Desde entonces, Marco vivió solo. Fue echado del cuarto de azotea, porque doña Alicia vendió el edificio y el nuevo propietario tenía planes para construir otro piso. Marco dejó la escuela y, en día proverbial, caminó frente a la biblioteca pública y leyó el anuncio que estaba en el frontispicio: “Se busca muchacho para trabajos sencillos”. El director le dijo que su labor sería simple: limpiar los libros de la bodega (cientos, miles de libros). ¿Podía dormir en esa bodega? El director dijo que sí y le llevó una colchoneta y dos cobijas que tenía arrumbadas en el garaje de su casa.
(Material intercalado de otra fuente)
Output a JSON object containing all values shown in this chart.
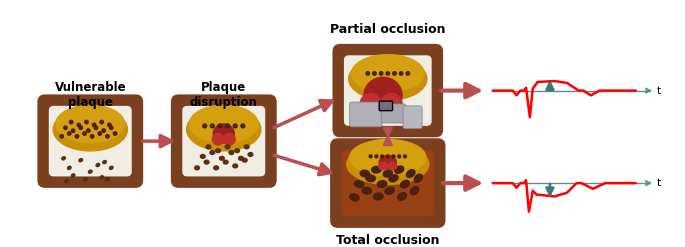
{
  "bg_color": "#ffffff",
  "brown_outer": "#7A4020",
  "brown_ring": "#8B4513",
  "white_lumen": "#F0EDE5",
  "gold_plaque": "#D4A010",
  "gold_plaque2": "#C89008",
  "red_arrow": "#B85050",
  "teal": "#3A7A7A",
  "ecg_red": "#FF0000",
  "dot_brown": "#5A3015",
  "dot_dark": "#4A2010",
  "heart_red": "#C03030",
  "heart_red2": "#A02020",
  "gray_frag": "#9090A0",
  "total_fill": "#9A4015",
  "label_partial": "Partial occlusion",
  "label_total": "Total occlusion",
  "label_vuln": "Vulnerable\nplaque",
  "label_plaque": "Plaque\ndisruption"
}
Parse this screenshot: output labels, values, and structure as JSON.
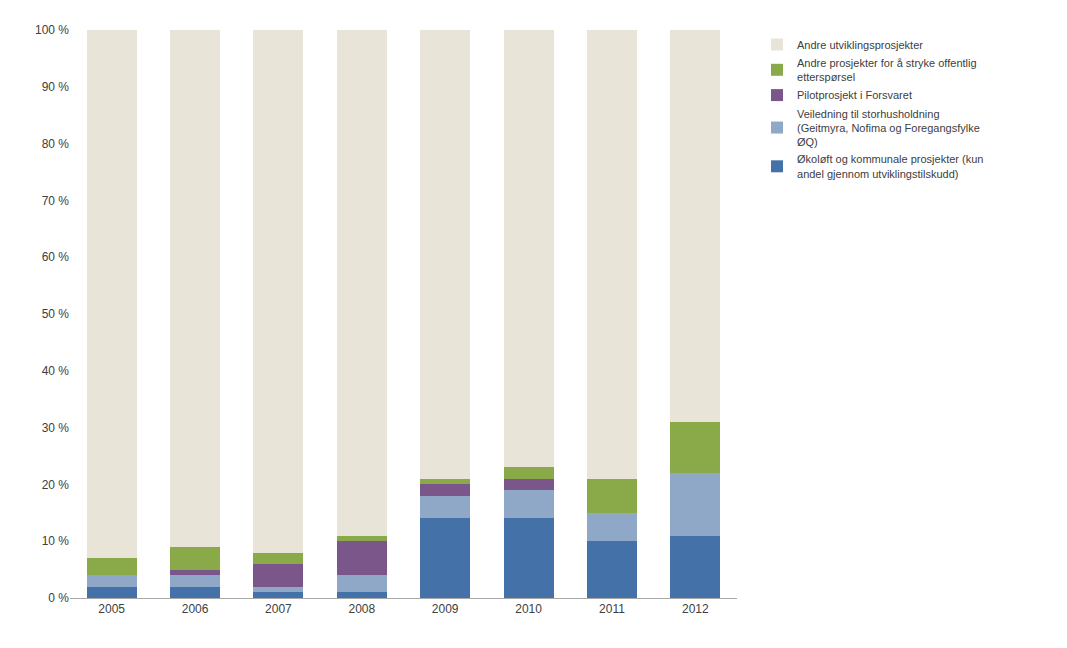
{
  "chart_data": {
    "type": "bar",
    "stacked": true,
    "categories": [
      "2005",
      "2006",
      "2007",
      "2008",
      "2009",
      "2010",
      "2011",
      "2012"
    ],
    "series": [
      {
        "name": "Økoløft og kommunale prosjekter (kun\nandel gjennom utviklingstilskudd)",
        "color": "#4472a8",
        "values": [
          2,
          2,
          1,
          1,
          14,
          14,
          10,
          11
        ]
      },
      {
        "name": "Veiledning til storhusholdning\n(Geitmyra, Nofima og Foregangsfylke\nØQ)",
        "color": "#8fa8c8",
        "values": [
          2,
          2,
          1,
          3,
          4,
          5,
          5,
          11
        ]
      },
      {
        "name": "Pilotprosjekt i Forsvaret",
        "color": "#7b568a",
        "values": [
          0,
          1,
          4,
          6,
          2,
          2,
          0,
          0
        ]
      },
      {
        "name": "Andre prosjekter for å stryke offentlig\netterspørsel",
        "color": "#8aaa4a",
        "values": [
          3,
          4,
          2,
          1,
          1,
          2,
          6,
          9
        ]
      },
      {
        "name": "Andre utviklingsprosjekter",
        "color": "#e8e4d8",
        "values": [
          93,
          91,
          92,
          89,
          79,
          77,
          79,
          69
        ]
      }
    ],
    "ylim": [
      0,
      100
    ],
    "yticks": [
      {
        "value": 0,
        "label": "0 %"
      },
      {
        "value": 10,
        "label": "10 %"
      },
      {
        "value": 20,
        "label": "20 %"
      },
      {
        "value": 30,
        "label": "30 %"
      },
      {
        "value": 40,
        "label": "40 %"
      },
      {
        "value": 50,
        "label": "50 %"
      },
      {
        "value": 60,
        "label": "60 %"
      },
      {
        "value": 70,
        "label": "70 %"
      },
      {
        "value": 80,
        "label": "80 %"
      },
      {
        "value": 90,
        "label": "90 %"
      },
      {
        "value": 100,
        "label": "100 %"
      }
    ],
    "grid": false,
    "legend": "right"
  }
}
Marco pensó que no podía irle mejor en la vida: tenía un trabajo, un dormitorio y miles de libros a su disposición. La primera noche que durmió en la bodega (ahí dormiría hasta cumplir veintiún años, edad en la que comenzó a laborar en el semanario y ya pudo rentar un departamento, en planta baja, en una colonia de clase media) descubrió que había un país llamado Japón, lo descubrió en un libro que estaba en lo alto del primer estante (había pensado que comenzaría a limpiar los libros de arriba para abajo. Se colocaría un pañuelo para cubrir la nariz y treparía en la escalera metálica de tijera que estaba arrinconada en la esquina más distante). Esa noche, como si fuera un chango, puso una mano en un travesaño del estante y con la otra bajó el libro que estaba en la parte superior. Dio un brinco y se sentó, en flor de loto, sobre la colchoneta. Ahí leyó el cuento “Un pájaro ciego”, del escritor Fudo Lida.
IV
Los pájaros no tienen nombres propios. Son parte de una parvada; es decir, su individualidad se pierde en el plumaje general. Por ello, Res, se sentía un pájaro especial. Era el único de todos los pájaros de Chugoku que tenía un nombre. ¡Res, Res!, lo nombraban sus amiguitos y el pájaro piaba. ¡Vuela, vuela!, le decían los demás. Res escuchaba el batir de las alas de sus amiguitos, hasta su pico llegaba el viento propiciado por el vuelo de ellos. ¡Ven, ven!, gritaban, alborotados. ¡Mira, mira!, decían, pero luego callaban. Sabían que habían cometido una imprudencia. Res era ciego.